Bilan

Les assurances sociales sont péjorées par des salaires qui stagnent

Ces cinq dernières années, toutes les branches d'assurance sociale n'ont connu que des adaptations minimes des prestations.

Les dépenses ont augmenté, surtout en raison notamment l'augmentation du nombre de bénéficiaires dans l'AVS et la prévoyance professionnelle (PP).

Crédits: Keystone

L'évolution des recettes des assurances sociales dépend dans une large mesure de celle des salaires nominaux. Or, dès 2000, ceux-ci n'ont augmenté que de 1 à 2% par année tout au plus, selon l'Office fédéral des assurances sociales (OFAS).

En 2014, les recettes des assurances sociales ont augmenté de 2,4 %, et les dépenses, de 1,9 %, a indiqué l'OFAS dans un rapport de plus de 140 pages, publié mardi. Comparé à l'année précédente, le résultat (22 milliards de francs) est légèrement meilleur. Mais l'OFAS annonce une dégradation pour 2015.

Ces cinq dernières années, toutes les branches d'assurance sociale n'ont connu que des adaptations minimes des prestations. Les dépenses n'en ont pas moins augmenté, surtout en raison d'évolutions réelles. Parmi elles: l'augmentation du nombre de bénéficiaires dans l'AVS et la prévoyance professionnelle (PP) ou l'accroissement du recours aux prestations dans l'assurance-maladie.

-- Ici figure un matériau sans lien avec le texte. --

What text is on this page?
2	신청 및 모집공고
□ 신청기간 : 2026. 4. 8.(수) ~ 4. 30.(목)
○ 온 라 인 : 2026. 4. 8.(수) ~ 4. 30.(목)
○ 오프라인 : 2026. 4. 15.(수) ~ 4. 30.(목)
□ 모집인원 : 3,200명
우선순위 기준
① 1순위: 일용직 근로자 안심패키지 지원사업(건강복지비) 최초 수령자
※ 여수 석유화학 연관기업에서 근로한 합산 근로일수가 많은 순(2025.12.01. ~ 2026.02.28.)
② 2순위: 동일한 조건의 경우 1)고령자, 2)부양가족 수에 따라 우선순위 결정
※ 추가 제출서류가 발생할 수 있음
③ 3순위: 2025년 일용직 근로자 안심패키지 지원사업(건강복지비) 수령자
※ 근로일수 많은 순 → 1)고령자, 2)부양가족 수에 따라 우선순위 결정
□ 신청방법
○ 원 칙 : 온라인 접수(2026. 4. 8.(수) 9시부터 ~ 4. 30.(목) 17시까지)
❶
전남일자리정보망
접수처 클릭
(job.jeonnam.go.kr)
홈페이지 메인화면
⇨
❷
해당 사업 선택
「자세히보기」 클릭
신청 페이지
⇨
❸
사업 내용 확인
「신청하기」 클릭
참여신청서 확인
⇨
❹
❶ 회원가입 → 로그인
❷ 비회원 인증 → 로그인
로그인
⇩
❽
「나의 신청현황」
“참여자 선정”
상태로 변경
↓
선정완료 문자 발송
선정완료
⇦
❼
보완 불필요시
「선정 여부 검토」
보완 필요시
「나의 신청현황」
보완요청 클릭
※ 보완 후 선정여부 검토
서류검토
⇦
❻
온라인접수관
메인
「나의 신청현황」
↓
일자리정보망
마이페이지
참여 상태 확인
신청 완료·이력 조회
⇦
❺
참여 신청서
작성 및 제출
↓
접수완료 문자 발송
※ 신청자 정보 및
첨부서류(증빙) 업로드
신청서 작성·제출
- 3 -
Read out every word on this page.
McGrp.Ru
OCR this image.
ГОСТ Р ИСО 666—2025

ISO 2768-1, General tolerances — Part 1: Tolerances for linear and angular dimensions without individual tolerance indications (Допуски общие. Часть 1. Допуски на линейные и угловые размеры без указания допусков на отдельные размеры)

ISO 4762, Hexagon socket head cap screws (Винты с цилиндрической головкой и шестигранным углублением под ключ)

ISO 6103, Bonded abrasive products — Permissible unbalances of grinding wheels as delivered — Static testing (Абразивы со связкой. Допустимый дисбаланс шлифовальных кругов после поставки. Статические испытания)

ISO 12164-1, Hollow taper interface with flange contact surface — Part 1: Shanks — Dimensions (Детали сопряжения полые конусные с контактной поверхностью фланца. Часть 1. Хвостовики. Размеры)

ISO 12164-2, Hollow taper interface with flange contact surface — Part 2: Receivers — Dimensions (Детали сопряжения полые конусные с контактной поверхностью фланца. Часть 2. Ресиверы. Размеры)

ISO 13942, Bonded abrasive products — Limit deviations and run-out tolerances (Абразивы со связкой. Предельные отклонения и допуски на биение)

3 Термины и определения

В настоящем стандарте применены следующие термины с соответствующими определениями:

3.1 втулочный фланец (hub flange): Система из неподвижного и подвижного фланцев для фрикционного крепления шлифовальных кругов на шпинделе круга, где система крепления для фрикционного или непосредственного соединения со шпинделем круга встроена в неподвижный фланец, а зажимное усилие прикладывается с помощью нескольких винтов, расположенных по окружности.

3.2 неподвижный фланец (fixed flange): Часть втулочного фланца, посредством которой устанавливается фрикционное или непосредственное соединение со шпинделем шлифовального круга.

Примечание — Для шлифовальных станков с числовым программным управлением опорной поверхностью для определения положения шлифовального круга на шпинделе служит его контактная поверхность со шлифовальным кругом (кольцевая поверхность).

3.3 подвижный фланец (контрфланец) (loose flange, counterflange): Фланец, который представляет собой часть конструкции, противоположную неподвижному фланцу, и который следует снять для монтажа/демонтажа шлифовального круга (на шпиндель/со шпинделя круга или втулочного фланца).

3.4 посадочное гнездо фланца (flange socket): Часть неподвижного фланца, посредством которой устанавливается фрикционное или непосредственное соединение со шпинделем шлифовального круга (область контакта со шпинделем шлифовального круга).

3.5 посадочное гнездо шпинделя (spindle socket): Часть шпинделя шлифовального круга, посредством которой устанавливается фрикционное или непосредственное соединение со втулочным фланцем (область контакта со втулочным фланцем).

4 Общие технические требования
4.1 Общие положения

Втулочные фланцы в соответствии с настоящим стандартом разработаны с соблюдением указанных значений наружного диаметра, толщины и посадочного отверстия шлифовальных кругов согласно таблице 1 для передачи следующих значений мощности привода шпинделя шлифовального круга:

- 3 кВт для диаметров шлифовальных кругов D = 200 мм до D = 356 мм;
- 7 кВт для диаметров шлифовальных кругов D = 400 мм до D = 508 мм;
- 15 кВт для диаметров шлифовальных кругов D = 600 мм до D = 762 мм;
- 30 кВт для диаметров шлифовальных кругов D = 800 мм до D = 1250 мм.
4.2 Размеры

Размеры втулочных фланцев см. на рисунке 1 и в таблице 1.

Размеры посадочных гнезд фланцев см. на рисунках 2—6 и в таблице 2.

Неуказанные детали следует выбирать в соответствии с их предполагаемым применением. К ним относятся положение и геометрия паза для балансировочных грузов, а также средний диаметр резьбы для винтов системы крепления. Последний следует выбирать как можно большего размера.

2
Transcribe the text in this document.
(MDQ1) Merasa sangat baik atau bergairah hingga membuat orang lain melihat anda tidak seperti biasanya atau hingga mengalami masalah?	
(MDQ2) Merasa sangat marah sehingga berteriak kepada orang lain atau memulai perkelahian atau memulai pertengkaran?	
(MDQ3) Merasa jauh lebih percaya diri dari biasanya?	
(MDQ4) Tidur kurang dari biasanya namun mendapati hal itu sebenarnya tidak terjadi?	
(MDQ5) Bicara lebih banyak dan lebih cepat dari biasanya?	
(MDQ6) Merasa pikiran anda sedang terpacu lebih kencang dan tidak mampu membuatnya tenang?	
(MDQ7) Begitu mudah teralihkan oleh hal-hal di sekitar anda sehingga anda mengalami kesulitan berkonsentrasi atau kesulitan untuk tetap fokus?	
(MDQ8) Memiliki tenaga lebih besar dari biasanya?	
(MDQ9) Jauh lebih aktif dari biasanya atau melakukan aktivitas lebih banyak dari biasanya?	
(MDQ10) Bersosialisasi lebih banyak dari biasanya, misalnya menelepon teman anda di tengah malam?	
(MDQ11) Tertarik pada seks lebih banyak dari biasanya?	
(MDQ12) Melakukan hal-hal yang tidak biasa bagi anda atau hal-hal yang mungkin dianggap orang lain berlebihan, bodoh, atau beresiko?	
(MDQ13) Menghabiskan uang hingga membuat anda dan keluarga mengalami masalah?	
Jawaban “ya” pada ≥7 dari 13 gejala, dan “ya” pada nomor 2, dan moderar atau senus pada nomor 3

Il est pratiquement impossible d'influer sur ce type d'augmentation des dépenses. Celles-ci provoquent une progression du taux des prestations sociales, si le PIB n'affiche pas simultanément une croissance au moins équivalente.

Même niveau qu'en 2004

Or, comme le PIB n'a progressé que de 1,5% en moyenne au cours des quatre dernières années et que les taux de variation des prestations sociales étaient nettement supérieurs (AVS +2,8%, prestations complémentaires (PP) +2,6%, assurance-maladie +4,2%), le taux des prestations sociales n'a cessé d'augmenter. Son niveau actuel a déjà été atteint par le passé, en 2004.

Pour éviter une hausse du taux de la charge sociale de 2011 à 2014, il aurait fallu que les recettes des assurances sociales ou les cotisations des assurés n'aient pas dépassé la hausse moyenne de 1,5% du PIB. Mais elles ont progressé en fait de 3,1% en moyenne, d'où l'augmentation de ce taux. Cela reflète les efforts entrepris ces dernières années pour améliorer le financement des assurances sociales.

Premier aperçu pour 2015

Les assurances sociales centralisées financées par des cotisations salariales - AVS, assurance-invalidité (AI), assurance perte de gains (APG) et assurance-chômage (AC) - enregistrent en 2015 une évolution financière relativement défavorable. Pour chacune d'elles, le résultat des comptes est quelque peu inférieur à celui de l'année précédente.

Le compte global 2015 devrait donc être moins bon que celui de 2014. Le PIB accuse une progression plus faible, de 0,3% pour 2015.

Annoncé en début de l'année, le résultat d'exploitation de l'AVS a chuté dans les chiffres rouges en 2015, à -559 millions de francs, alors qu'il se montait encore à 1,7 milliard en 2014. Les dépenses ont largement dépassé les recettes.

Un cas de figure qui n'est pas nouveau, puisqu'il s'est déjà produit dans les années 1970 et 1980 pour des raisons conjoncturelles, et dans les années 1990 pour des causes démographiques, avait précisé l'OFAS.